The investigative report also said she was arrested on charges related to "bad checks and theft" dating back to 1978. She was sentenced to three years in prison, put on probation for 10 years and ordered to pay restitution. Games-Neely said she never served time in prison. Her lack of previous prison time was a factor in charging her, Games-Neely said.

"She basically lied to them about the source of funds to pay them," the prosecutor said. "She envisioned herself to be somebody she had never been. She envisioned herself as being heir to the Piggly Wiggly fortune."

Based on complaints from six employees, Carlberg was originally charged with six counts. That has expanded to 18 as more employees have pressed charges.

"Most of these people suffered very substantially from Carlberg," Games-Neely said. "Some of these people lost careers. They had been at the same job for years. It was more than a financial loss. People lost integrity." They'd sold advertising, giving their word the business was legitimate, she said.

The investigative report states the newspaper left about $179,000 in unpaid bills to vendors, in addition to salaries. No businesses have pressed charges.

The prosecutor said she charged Carlberg knowing she would not be able to pay any back wages from prison. That could be a key element in sentencing, Games-Neely said.

"Is the judge going to put her in prison for this? - That's the question," she said. She added: "There's no money now. There never was any money."

Former features editor Georgia DuBose said she sees both sides of the argument, but adds it's time Carlberg faced up to what she did.

"I think it's time the lady went to jail," she said. "I would very much like to get the money I'm owed. But it's not just a financial matter. She caused a lot of people untold misery saying the check is in the mail."

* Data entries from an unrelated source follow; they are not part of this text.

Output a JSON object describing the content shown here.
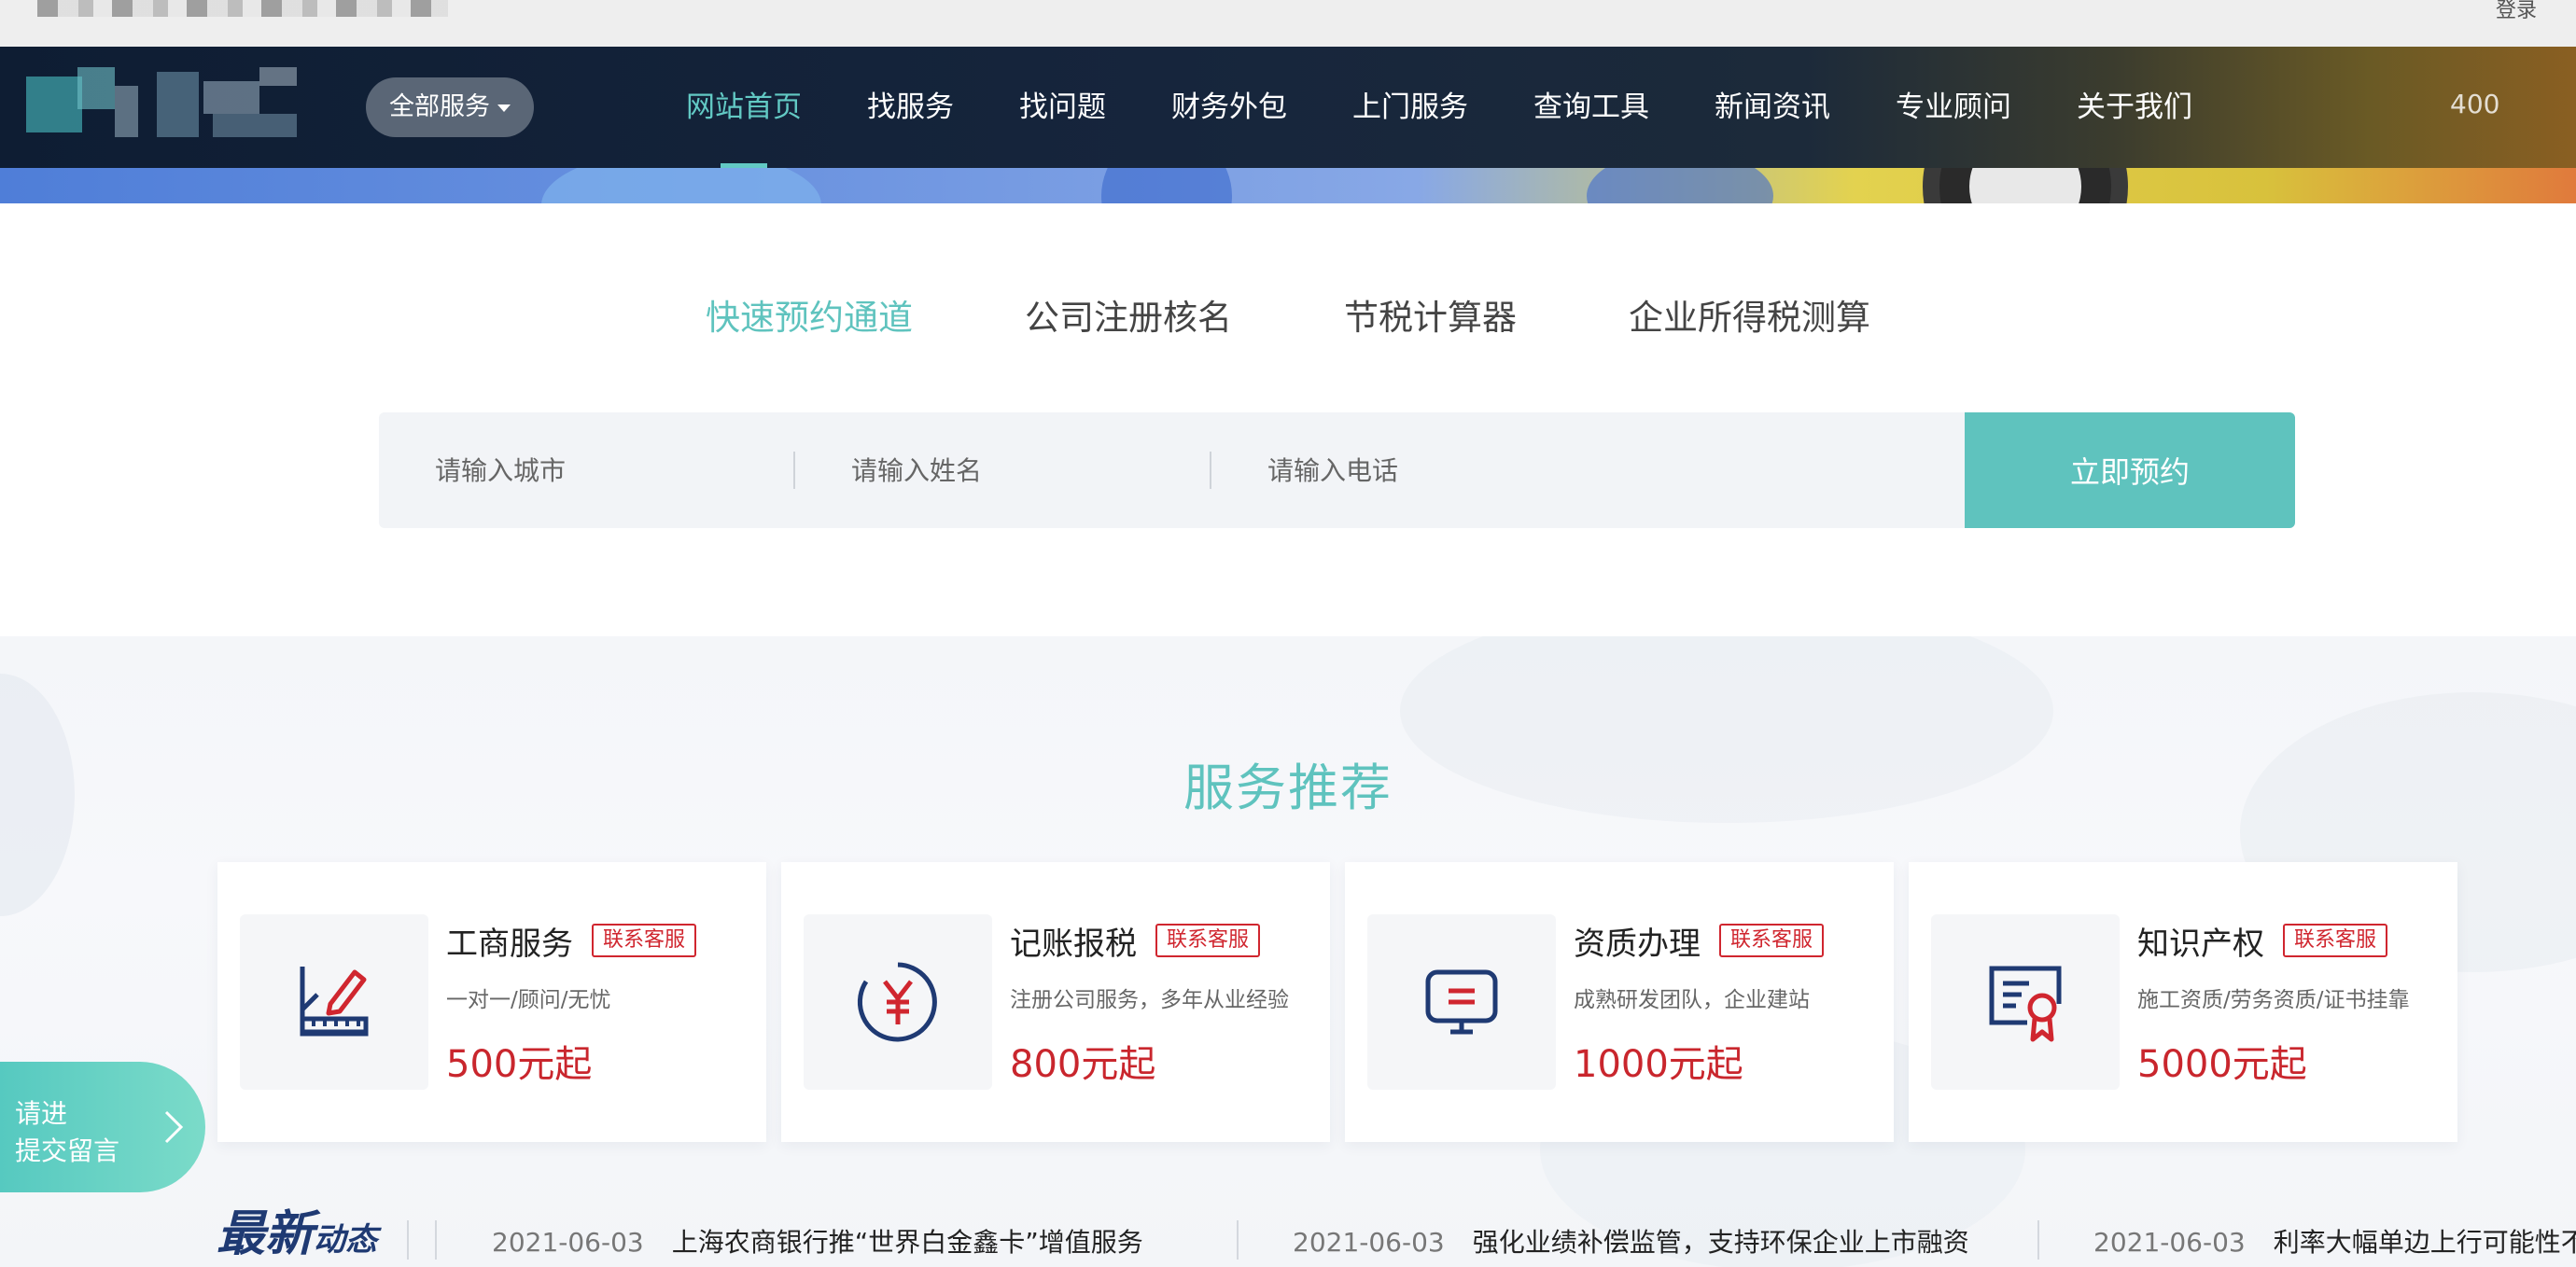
{
  "topbar": {
    "login": "登录"
  },
  "nav": {
    "all_services": "全部服务",
    "items": [
      "网站首页",
      "找服务",
      "找问题",
      "财务外包",
      "上门服务",
      "查询工具",
      "新闻资讯",
      "专业顾问",
      "关于我们"
    ],
    "active_index": 0,
    "extra": "400"
  },
  "quick_tabs": [
    "快速预约通道",
    "公司注册核名",
    "节税计算器",
    "企业所得税测算"
  ],
  "booking": {
    "city_placeholder": "请输入城市",
    "name_placeholder": "请输入姓名",
    "phone_placeholder": "请输入电话",
    "submit": "立即预约"
  },
  "services": {
    "title": "服务推荐",
    "cards": [
      {
        "name": "工商服务",
        "badge": "联系客服",
        "desc": "一对一/顾问/无忧",
        "price": "500元起",
        "icon": "ruler-pencil-icon"
      },
      {
        "name": "记账报税",
        "badge": "联系客服",
        "desc": "注册公司服务，多年从业经验",
        "price": "800元起",
        "icon": "yen-circle-icon"
      },
      {
        "name": "资质办理",
        "badge": "联系客服",
        "desc": "成熟研发团队，企业建站",
        "price": "1000元起",
        "icon": "monitor-icon"
      },
      {
        "name": "知识产权",
        "badge": "联系客服",
        "desc": "施工资质/劳务资质/证书挂靠",
        "price": "5000元起",
        "icon": "certificate-icon"
      }
    ]
  },
  "float_message": {
    "line1": "请进",
    "line2": "提交留言"
  },
  "news": {
    "label_big": "最新",
    "label_small": "动态",
    "items": [
      {
        "date": "2021-06-03",
        "title": "上海农商银行推“世界白金鑫卡”增值服务"
      },
      {
        "date": "2021-06-03",
        "title": "强化业绩补偿监管，支持环保企业上市融资"
      },
      {
        "date": "2021-06-03",
        "title": "利率大幅单边上行可能性不大"
      }
    ]
  },
  "colors": {
    "accent": "#5fc3be",
    "nav_bg": "#0e1d33",
    "price": "#c9262d",
    "badge": "#d0262f",
    "news_label": "#1f3a73"
  }
}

DuBose also thinks Edens should be held financially responsible. Edens backed up Carlberg's claims and was president of the company on which her name appeared, she said.

Edens' attorney Dave Camilletti said Edens was as much a victim of Carlberg as any other employee, he said. She may have had the title, but not the responsibility, he said.

"Carlberg was the one with the money, everybody knew that," Camilletti said.

The state Division of Labor ruled earlier this year Edens was responsible for the debts, based on statements from employees and the legal and financial structure of the paper.

Edens is appealing the state's decision. Games-Neely said Edens was not charged criminally because the standard of proof is higher that that used by the Division of Labor.